The python discussion is here:

https://bugs.python.org/issue35883

but given the language in RFC 3629, it seems like an issue in glibc:


3.  UTF-8 definition

[...]

   In UTF-8, characters from the U+0000..U+10FFFF range (the UTF-16
   accessible range) are encoded using sequences of 1 to 4 octets.

[...]

      (hexadecimal)    |              (binary)
   --------------------+---------------------------------------------
   0000 0000-0000 007F | 0xxxxxxx
   0000 0080-0000 07FF | 110xxxxx 10xxxxxx
   0000 0800-0000 FFFF | 1110xxxx 10xxxxxx 10xxxxxx
   0001 0000-0010 FFFF | 11110xxx 10xxxxxx 10xxxxxx 10xxxxxx

[...]

   Implementations of the decoding algorithm above MUST protect against
   decoding invalid sequences.

[...]

Comment 1 jsm-csl@polyomino.org.uk 2020-06-01 22:38:04 UTC

Probably the same issue as bug 2373.

Comment 2 Johannes Berg 2020-06-02 11:06:49 UTC

Hm, yeah, that sounds the same, I had only searched for the specific function(s), not the broader issue. I guess I won't hold my breath for this to get fixed then ...
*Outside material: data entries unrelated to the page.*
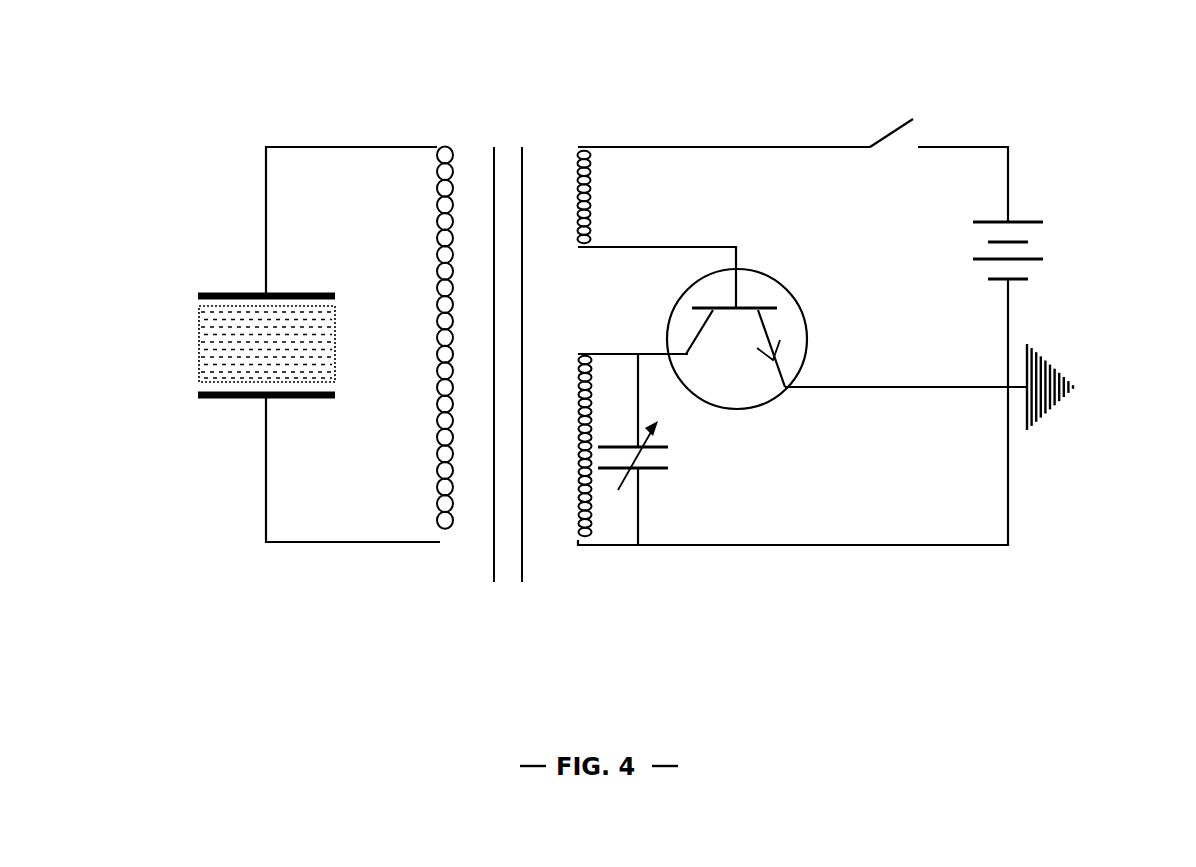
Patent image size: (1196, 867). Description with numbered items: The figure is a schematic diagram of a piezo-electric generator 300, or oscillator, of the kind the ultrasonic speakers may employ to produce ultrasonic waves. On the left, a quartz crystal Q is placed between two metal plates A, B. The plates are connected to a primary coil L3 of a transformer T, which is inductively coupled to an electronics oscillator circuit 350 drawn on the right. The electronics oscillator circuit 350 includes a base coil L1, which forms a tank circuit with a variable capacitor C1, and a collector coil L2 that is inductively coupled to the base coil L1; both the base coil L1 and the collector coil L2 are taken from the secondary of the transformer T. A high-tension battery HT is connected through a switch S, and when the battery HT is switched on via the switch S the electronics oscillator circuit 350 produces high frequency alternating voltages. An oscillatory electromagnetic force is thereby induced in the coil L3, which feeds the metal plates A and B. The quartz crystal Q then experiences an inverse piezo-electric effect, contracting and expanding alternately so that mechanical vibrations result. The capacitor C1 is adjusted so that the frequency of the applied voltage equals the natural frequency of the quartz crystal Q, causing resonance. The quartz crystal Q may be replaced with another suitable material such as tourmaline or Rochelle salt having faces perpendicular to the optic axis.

The piezo-electric generator 300 is at (667, 332).
The electronics oscillator circuit 350 is at (806, 295).
The metal plate A is at (252, 297).
The metal plate B is at (252, 402).
The quartz crystal Q is at (252, 344).
The primary coil L3 is at (426, 338).
The collector coil L2 is at (565, 197).
The base coil L1 is at (567, 446).
The variable capacitor C1 is at (651, 449).
The transformer T is at (508, 382).
The switch S is at (860, 177).
The battery HT is at (986, 267).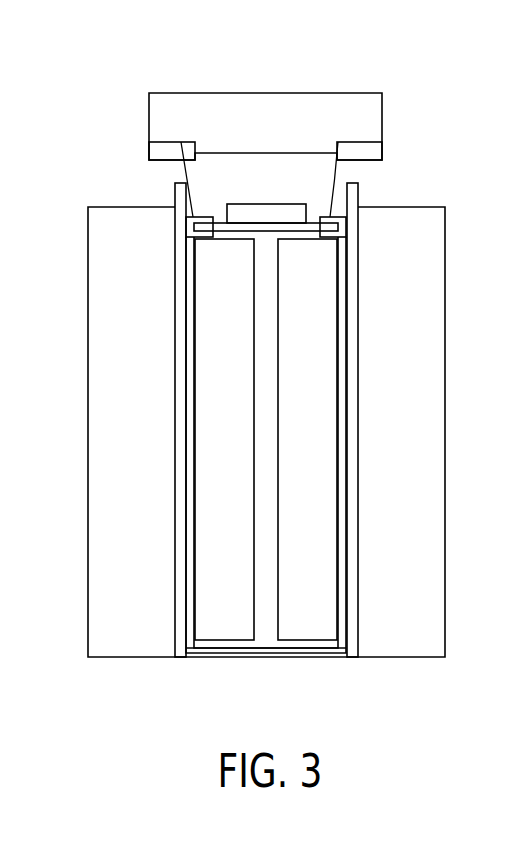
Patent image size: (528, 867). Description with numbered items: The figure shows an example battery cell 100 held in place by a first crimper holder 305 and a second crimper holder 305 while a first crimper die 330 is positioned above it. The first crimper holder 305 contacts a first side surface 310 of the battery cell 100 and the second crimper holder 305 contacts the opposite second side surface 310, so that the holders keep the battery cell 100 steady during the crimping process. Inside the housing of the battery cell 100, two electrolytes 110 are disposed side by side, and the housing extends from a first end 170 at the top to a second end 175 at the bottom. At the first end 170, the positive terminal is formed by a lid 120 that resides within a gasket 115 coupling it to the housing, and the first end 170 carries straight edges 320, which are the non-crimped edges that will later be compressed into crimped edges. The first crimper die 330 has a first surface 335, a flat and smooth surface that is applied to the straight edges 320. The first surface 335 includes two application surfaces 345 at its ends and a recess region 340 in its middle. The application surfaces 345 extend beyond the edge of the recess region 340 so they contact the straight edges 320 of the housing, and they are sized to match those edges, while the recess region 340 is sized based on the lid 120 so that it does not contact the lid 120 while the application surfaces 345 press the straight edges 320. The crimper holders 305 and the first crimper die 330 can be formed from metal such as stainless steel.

The battery cell 100 is at (348, 657).
The electrolyte 110 is at (215, 627).
The gasket 115 is at (181, 142).
The lid 120 is at (259, 210).
The first end 170 is at (358, 218).
The second end 175 is at (358, 632).
The crimper holder 305 is at (105, 347).
The side surface 310 is at (175, 515).
The straight edges 320 is at (175, 190).
The first crimper die 330 is at (360, 112).
The first surface 335 is at (225, 152).
The recess region 340 is at (283, 152).
The application surface 345 is at (163, 162).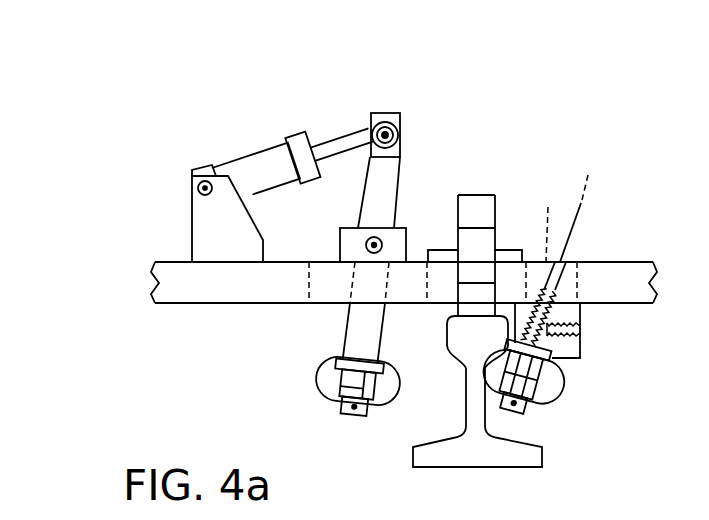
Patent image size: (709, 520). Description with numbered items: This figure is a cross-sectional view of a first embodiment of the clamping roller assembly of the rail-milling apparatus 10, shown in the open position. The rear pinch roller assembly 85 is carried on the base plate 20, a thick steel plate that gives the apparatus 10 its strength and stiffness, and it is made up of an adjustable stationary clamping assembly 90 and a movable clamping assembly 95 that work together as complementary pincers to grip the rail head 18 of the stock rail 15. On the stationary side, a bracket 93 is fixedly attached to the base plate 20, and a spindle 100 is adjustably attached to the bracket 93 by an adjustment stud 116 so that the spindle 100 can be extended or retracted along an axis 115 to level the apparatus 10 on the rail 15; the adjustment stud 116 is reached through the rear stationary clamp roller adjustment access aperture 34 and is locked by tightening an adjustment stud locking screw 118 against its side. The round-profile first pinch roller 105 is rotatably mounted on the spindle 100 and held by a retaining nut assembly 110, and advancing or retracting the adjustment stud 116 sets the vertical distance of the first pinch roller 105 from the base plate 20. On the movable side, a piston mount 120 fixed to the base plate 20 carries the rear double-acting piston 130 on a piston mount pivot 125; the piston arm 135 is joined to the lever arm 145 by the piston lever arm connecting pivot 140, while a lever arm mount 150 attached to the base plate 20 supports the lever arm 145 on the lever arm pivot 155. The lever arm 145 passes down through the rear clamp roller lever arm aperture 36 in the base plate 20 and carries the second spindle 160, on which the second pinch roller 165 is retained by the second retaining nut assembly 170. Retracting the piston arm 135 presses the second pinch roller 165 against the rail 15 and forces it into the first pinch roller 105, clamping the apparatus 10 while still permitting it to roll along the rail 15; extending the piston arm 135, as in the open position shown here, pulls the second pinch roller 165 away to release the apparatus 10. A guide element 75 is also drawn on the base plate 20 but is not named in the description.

The apparatus 10 is at (181, 124).
The stock rail 15 is at (413, 458).
The rail head 18 is at (447, 333).
The base plate 20 is at (630, 262).
The rear stationary clamp roller adjustment access aperture 34 is at (529, 227).
The rear clamp roller lever arm aperture 36 is at (311, 306).
The guide post 75 is at (480, 195).
The rear pinch roller assembly 85 is at (577, 273).
The adjustable stationary clamping assembly 90 is at (576, 399).
The bracket 93 is at (582, 357).
The movable clamping assembly 95 is at (358, 218).
The spindle 100 is at (557, 390).
The first pinch roller 105 is at (566, 382).
The retaining nut assembly 110 is at (530, 408).
The axis 115 is at (582, 202).
The adjustment stud 116 is at (575, 262).
The adjustment stud locking screw 118 is at (580, 327).
The piston mount 120 is at (192, 240).
The piston mount pivot 125 is at (198, 188).
The rear double-acting piston 130 is at (248, 156).
The piston arm 135 is at (350, 129).
The piston lever arm connecting pivot 140 is at (402, 119).
The lever arm 145 is at (399, 170).
The lever arm mount 150 is at (340, 240).
The lever arm pivot 155 is at (380, 242).
The second spindle 160 is at (345, 383).
The second pinch roller 165 is at (315, 379).
The second retaining nut assembly 170 is at (340, 416).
Comment 3 Florian Weimer 2020-06-02 11:33:09 UTC

Marking as duplicate per comment 2.

*** This bug has been marked as a duplicate of bug 2373 ***

Comment 4 Johannes Berg 2020-06-02 11:35:13 UTC

Hm, note though. I was just mentioning this to somebody, and 2373 talks about *encoding* while this is mostly about *decoding*. So it's related, but not exactly the same. Up to you whether or not you want to treat it as a duplicate, but it's two sides of the same coin. An argument could be made, for example, for allowing *encoding* it (since why did the application store something >0x10ffff in a wchar_t to start with, that was already invalid) but not *decoding* it, even if that breaks the round-trip property.

Comment 5 Florian Weimer 2020-06-02 11:39:20 UTC

Fair point. I have retitled bug 2373 accordingly.